🤖 AI Summary
This work addresses the mode collapse problem and the inherent trade-off between trajectory diversity and accuracy in diffusion-based autonomous driving motion planning. We propose TransDiffuser, an end-to-end generative model that conditions on multimodal scene inputs—namely, camera images, LiDAR point clouds, and navigation commands—and directly outputs high-quality, diverse candidate trajectories via a Transformer encoder–diffusion decoder architecture. Our key contribution is the first multimodal representation disentanglement optimization mechanism: through disentanglement-regularized training, we enforce semantic separation in the latent feature space, enabling joint improvement of diversity and accuracy without relying on anchor trajectory priors.
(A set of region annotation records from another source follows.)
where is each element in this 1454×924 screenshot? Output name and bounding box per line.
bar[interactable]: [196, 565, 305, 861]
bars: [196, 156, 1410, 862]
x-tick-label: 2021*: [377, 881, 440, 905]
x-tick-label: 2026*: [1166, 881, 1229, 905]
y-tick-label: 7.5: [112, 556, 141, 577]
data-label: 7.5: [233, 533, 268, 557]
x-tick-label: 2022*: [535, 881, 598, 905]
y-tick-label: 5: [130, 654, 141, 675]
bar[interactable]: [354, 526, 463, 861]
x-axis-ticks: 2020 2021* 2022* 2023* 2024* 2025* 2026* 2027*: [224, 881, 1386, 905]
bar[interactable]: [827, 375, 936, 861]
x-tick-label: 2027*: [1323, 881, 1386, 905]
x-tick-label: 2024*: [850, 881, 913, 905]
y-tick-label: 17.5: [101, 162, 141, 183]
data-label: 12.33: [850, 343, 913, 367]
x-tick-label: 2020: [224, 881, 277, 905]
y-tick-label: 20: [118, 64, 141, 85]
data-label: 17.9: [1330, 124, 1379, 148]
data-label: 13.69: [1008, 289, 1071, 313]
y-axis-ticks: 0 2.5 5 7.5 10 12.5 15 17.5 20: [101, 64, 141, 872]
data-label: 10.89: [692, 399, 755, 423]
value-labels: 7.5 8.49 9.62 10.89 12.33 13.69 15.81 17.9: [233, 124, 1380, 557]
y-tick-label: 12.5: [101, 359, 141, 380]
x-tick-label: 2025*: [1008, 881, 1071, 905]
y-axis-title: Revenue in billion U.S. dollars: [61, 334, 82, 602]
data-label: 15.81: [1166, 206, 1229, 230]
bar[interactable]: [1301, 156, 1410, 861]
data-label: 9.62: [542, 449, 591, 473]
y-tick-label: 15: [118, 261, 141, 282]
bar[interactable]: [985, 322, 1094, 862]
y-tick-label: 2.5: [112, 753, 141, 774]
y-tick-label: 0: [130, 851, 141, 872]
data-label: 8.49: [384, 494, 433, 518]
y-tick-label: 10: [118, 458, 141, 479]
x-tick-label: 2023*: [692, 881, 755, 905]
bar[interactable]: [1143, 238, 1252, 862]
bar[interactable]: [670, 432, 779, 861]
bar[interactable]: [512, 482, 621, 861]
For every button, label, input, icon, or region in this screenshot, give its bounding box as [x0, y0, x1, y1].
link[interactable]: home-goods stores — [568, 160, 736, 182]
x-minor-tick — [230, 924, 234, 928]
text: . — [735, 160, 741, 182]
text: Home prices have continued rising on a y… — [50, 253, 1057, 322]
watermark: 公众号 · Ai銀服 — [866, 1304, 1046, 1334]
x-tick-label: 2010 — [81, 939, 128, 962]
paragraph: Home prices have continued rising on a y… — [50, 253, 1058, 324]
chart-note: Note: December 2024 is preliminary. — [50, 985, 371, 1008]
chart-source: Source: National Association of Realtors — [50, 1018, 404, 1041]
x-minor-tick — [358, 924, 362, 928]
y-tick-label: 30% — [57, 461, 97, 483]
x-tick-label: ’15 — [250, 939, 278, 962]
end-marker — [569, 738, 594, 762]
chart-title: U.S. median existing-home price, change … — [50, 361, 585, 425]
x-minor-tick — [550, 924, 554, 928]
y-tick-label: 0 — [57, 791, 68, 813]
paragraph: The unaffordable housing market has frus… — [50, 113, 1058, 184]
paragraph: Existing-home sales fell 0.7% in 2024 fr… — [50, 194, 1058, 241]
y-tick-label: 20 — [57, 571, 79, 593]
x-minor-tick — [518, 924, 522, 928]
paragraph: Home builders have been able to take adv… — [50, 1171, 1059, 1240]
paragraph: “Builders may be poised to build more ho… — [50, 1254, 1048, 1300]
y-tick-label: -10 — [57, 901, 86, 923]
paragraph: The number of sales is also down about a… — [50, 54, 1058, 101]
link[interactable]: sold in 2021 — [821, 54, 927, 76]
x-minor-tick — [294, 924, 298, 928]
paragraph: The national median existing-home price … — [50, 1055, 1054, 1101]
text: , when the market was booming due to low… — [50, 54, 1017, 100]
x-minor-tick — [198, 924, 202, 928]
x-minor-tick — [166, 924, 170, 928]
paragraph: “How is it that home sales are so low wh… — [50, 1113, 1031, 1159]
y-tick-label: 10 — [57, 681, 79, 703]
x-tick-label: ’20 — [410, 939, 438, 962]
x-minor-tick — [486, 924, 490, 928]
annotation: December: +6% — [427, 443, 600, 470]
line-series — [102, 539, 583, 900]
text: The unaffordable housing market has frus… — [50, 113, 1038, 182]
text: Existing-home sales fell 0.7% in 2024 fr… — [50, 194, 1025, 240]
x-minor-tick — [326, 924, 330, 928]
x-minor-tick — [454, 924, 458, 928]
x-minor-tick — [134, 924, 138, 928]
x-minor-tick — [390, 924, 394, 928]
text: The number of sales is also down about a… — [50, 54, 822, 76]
Evaluated on the NAVSIM benchmark, TransDiffuser achieves a Planning Diversity and Matching Score (PDMS) of 94.85—significantly outperforming all state-of-the-art anchor-free methods.
📝 Abstract
In recent years, diffusion model has shown its potential across diverse domains from vision generation to language modeling. Transferring its capabilities to modern autonomous driving systems has also emerged as a promising direction.In this work, we propose TransDiffuser, an encoder-decoder based generative trajectory planning model for end-to-end autonomous driving. The encoded scene information serves as the multi-modal conditional input of the denoising decoder. To tackle the mode collapse dilemma in generating high-quality diverse trajectories, we introduce a simple yet effective multi-modal representation decorrelation optimization mechanism during the training process.TransDiffuser achieves PDMS of 94.85 on the NAVSIM benchmark, surpassing previous state-of-the-art methods without any anchor-based prior trajectories.